Yesterday, Microsoft issued release candidate (RC1) builds for the x64 versions of Windows Server 2003 and Windows XP, both of which are scheduled for release in the first half of 2005. Microsoft declared build 1289 of Windows 2003 x64 Edition and XP Professional x64 Edition as RC1 on Monday.
In recent briefings with Microsoft, executives from the software giant have been effusive in their praise of the x64 platform, which provides 64-bit capabilities, better performance, and complete compatibility with the 32-bit x86 platform that today's PCs use. One of the highlights of the x64 platform, they've said, is that, unlike the Itanium, x64 provides full 32-bit application compatibility and performance, giving customers the best of both worlds.
"Whenever we do performance testing, we run \[various\] industry-standard tests on the previous operating system on the same piece of hardware \[as the x64 OS\]," Iain McDonald, a Microsoft group program manager told me recently. "Our goal was that customers could move to x64 without seeing a penalty in 32-bit application performance. We wanted to eliminate any sort of adoption barrier. We believe we've actually nailed it. The key is that there are some architectural benefits to x64 ... so 32-bit applications run at parity, or better, on x64 \[platforms\] than they do on x86."
One of the other huge advantages of x64 is that it finally shatters the 4GB memory model that 32-bit systems use, letting native 64-bit applications access stunning amounts of RAM. However, even 32-bit applications benefit from this situation when running on x64. McDonald told me that each 32-bit application gets a full 4GB of virtual address space when executing on x64 platforms, up from 2GB on 32-bit systems.

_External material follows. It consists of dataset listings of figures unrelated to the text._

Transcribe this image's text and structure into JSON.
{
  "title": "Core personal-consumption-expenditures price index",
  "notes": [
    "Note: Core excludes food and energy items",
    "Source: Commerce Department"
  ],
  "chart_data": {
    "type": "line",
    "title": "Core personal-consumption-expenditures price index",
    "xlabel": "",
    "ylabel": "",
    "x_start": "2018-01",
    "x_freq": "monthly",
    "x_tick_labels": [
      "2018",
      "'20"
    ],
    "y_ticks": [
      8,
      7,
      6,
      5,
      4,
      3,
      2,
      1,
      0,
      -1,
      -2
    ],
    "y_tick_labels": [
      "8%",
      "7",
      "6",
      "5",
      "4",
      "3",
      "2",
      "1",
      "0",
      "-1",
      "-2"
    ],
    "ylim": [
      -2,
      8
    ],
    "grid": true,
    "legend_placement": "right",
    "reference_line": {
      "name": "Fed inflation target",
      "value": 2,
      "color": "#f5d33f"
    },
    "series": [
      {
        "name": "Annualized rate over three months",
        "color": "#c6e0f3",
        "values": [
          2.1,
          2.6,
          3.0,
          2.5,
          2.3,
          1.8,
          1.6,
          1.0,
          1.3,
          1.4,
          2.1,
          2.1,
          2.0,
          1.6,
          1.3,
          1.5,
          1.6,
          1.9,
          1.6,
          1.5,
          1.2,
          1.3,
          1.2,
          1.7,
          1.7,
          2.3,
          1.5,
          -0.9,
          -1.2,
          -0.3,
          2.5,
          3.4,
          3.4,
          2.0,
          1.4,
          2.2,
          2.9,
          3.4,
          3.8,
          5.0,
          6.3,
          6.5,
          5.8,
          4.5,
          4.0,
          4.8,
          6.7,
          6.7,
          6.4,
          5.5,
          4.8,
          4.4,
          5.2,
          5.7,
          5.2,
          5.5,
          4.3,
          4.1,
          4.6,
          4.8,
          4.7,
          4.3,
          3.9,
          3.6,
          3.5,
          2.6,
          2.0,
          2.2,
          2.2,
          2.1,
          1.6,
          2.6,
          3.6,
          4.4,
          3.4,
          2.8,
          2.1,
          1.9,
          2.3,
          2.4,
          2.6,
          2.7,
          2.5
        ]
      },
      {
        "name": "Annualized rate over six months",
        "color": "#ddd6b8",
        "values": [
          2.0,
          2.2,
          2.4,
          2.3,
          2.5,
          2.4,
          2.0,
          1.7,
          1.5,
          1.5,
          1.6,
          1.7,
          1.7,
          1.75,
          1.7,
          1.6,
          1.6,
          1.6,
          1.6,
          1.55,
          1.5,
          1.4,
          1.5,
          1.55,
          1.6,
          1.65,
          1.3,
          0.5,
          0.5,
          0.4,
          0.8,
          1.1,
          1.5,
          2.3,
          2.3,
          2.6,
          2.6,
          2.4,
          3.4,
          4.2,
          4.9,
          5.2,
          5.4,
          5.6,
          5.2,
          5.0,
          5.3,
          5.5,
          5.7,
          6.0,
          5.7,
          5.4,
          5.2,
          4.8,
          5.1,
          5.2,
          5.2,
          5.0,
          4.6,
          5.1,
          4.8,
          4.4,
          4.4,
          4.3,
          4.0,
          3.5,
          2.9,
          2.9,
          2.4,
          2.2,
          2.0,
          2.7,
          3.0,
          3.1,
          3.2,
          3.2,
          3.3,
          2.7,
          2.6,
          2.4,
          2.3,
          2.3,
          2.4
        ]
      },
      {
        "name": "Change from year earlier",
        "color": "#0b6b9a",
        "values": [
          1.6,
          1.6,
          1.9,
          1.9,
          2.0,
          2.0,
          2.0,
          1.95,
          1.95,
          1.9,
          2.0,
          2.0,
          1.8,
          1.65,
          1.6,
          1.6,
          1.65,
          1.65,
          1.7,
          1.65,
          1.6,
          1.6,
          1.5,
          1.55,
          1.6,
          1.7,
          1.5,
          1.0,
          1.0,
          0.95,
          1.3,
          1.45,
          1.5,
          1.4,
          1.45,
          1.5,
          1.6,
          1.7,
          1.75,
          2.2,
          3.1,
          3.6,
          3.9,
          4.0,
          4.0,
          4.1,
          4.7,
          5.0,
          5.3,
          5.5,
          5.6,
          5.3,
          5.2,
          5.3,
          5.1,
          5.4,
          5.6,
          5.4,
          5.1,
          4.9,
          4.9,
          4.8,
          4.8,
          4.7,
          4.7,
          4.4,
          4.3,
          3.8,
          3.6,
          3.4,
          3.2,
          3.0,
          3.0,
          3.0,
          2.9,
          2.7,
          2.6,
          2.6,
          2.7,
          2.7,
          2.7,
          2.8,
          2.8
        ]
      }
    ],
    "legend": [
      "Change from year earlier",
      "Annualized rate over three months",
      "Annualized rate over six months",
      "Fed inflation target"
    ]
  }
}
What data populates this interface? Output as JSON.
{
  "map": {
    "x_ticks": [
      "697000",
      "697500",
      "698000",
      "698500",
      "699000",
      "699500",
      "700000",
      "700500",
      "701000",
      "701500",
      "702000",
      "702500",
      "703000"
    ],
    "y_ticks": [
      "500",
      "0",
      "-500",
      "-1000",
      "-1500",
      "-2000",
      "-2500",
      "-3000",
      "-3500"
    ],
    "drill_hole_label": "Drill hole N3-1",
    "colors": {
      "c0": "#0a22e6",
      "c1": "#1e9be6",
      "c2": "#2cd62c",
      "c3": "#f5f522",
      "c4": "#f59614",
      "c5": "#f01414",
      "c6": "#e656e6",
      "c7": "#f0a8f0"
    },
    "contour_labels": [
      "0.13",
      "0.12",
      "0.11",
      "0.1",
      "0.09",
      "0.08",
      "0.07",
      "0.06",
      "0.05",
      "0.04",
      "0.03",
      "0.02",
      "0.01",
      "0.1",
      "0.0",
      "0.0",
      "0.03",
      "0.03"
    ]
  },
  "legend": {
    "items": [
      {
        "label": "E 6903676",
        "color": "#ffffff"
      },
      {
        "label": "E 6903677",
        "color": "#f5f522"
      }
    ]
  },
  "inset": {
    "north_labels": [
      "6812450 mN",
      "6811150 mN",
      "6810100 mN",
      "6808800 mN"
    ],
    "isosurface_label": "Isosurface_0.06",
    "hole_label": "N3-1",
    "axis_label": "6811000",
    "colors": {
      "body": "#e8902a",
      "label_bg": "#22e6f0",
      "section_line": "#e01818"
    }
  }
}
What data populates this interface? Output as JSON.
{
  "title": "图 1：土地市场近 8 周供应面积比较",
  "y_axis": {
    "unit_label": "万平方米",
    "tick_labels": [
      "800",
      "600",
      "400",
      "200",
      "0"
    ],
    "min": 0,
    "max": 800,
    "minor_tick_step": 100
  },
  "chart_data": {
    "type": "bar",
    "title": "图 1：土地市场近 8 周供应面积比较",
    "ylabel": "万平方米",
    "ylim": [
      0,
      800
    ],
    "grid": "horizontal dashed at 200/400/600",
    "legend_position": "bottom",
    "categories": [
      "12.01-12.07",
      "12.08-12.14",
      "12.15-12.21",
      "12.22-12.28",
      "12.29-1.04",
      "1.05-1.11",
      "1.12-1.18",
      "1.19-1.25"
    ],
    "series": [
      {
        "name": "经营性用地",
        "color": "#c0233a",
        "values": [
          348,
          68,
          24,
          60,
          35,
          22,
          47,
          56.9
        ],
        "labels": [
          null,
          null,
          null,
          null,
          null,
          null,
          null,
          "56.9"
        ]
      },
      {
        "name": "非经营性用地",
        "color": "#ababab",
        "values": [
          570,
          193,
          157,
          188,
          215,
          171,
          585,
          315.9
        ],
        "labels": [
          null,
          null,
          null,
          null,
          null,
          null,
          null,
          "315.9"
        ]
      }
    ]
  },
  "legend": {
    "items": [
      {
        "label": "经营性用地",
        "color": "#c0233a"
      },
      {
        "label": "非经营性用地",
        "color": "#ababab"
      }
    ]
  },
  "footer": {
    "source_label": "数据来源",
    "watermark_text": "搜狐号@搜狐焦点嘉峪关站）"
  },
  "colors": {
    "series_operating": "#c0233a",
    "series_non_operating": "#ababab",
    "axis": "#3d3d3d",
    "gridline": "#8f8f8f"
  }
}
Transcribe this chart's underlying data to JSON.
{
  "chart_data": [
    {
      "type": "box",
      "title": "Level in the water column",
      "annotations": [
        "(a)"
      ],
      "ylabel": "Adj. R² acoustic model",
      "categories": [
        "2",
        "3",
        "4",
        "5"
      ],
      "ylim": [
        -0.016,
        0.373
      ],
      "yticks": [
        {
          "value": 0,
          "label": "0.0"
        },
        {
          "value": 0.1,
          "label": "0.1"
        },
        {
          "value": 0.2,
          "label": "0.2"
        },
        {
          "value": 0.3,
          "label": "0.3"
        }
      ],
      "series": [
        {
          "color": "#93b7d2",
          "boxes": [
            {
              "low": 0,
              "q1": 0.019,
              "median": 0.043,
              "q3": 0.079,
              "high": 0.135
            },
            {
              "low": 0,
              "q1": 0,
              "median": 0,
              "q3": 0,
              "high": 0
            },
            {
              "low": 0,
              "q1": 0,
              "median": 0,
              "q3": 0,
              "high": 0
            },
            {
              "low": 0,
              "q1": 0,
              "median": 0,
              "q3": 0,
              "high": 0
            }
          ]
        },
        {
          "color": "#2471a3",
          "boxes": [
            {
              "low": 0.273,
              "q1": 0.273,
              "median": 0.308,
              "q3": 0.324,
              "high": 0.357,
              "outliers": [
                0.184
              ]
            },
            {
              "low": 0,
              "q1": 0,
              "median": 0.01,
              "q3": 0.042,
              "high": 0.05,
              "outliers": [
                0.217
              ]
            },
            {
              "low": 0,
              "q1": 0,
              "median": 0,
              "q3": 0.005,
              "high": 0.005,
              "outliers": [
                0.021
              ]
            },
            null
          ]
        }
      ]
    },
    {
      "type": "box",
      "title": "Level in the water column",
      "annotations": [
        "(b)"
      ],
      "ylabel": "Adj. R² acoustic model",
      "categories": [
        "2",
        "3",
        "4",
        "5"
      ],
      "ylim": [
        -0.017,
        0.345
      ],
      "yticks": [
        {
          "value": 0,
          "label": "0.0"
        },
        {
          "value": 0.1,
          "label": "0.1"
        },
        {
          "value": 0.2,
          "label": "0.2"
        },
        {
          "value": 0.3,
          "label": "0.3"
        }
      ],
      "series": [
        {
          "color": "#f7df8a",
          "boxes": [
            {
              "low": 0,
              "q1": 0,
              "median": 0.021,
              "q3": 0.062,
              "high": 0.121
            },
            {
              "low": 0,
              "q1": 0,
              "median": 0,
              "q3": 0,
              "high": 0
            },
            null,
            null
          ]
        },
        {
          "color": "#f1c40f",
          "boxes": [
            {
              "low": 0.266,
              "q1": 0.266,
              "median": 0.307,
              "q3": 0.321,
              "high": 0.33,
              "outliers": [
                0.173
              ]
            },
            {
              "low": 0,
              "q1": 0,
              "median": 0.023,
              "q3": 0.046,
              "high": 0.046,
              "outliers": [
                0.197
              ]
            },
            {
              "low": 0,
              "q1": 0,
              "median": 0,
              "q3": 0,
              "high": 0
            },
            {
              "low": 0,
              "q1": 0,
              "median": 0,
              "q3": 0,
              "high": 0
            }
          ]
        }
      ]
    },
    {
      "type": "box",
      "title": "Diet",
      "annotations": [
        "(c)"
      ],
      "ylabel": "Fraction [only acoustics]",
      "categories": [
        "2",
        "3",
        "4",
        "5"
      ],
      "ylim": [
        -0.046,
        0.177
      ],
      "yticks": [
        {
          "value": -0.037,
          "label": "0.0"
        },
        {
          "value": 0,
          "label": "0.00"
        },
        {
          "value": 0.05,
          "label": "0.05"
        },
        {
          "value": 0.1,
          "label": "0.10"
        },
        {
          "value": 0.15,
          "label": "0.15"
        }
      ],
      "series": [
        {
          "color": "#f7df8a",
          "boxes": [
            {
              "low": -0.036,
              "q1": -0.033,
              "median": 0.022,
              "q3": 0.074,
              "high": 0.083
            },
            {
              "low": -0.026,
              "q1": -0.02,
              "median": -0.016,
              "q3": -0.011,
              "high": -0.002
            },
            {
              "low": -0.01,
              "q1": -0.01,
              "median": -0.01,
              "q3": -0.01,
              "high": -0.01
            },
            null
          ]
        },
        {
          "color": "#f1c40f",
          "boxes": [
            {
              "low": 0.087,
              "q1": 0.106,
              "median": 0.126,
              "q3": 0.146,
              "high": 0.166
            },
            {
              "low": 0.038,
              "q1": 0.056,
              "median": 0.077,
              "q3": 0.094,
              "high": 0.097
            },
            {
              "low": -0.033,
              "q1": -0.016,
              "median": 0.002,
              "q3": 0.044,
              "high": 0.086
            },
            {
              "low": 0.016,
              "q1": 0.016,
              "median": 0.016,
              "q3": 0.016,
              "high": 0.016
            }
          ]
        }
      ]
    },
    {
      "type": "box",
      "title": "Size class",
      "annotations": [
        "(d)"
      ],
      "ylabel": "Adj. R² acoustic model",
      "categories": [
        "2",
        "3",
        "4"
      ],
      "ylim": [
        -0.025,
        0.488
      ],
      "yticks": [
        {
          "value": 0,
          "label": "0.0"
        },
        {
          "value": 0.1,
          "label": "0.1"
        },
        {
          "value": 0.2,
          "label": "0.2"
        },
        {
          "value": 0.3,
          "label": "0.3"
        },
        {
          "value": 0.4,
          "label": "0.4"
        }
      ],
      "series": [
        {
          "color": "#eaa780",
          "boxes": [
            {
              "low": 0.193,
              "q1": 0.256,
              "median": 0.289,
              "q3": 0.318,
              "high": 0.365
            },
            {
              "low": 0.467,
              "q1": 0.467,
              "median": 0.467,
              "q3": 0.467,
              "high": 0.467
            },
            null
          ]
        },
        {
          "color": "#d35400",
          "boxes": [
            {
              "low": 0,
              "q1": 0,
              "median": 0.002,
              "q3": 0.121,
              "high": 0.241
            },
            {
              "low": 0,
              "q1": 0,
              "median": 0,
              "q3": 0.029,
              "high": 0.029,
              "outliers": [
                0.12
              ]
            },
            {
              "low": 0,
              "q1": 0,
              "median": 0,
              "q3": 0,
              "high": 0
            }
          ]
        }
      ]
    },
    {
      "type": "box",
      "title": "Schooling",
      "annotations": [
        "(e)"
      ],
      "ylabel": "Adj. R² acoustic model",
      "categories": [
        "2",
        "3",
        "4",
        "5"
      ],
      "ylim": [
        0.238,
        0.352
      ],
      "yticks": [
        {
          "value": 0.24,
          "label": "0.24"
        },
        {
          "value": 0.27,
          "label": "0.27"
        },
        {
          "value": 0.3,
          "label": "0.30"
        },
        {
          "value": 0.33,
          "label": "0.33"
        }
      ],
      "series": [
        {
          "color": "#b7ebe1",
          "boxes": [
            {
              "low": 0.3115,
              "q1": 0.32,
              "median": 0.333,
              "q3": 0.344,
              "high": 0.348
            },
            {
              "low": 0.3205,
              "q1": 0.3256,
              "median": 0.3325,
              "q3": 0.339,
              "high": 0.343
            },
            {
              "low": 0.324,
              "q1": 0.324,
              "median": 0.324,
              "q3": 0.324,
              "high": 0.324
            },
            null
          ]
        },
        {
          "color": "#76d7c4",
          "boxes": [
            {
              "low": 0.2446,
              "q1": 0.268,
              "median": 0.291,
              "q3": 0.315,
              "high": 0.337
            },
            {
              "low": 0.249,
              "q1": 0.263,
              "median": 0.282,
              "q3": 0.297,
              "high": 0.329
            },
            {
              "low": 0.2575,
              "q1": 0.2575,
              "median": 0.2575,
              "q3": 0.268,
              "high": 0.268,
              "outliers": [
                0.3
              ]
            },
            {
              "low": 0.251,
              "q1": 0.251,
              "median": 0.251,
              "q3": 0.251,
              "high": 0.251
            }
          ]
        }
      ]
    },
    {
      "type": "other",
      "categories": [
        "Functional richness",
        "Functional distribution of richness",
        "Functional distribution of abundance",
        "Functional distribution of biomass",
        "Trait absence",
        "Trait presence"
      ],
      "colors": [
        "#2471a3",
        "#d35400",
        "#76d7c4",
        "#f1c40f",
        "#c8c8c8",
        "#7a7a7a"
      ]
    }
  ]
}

Unlike the recently released 32-bit version of Windows 2003 Service Pack 1 (SP1), the beta releases of Windows 2003 x64 Edition and XP Professional x64 Edition are currently available only to beta testers. However, Microsoft tells me that it will ship the build to MSDN customers and others within the month. Both products are functionally similar to the latest 32-bit versions of each product. So, for example, the x64 version of XP will be almost identical to 32-bit XP SP2, whereas the x64 versions of Windows 2003 will include the feature set from Windows 2003 SP1.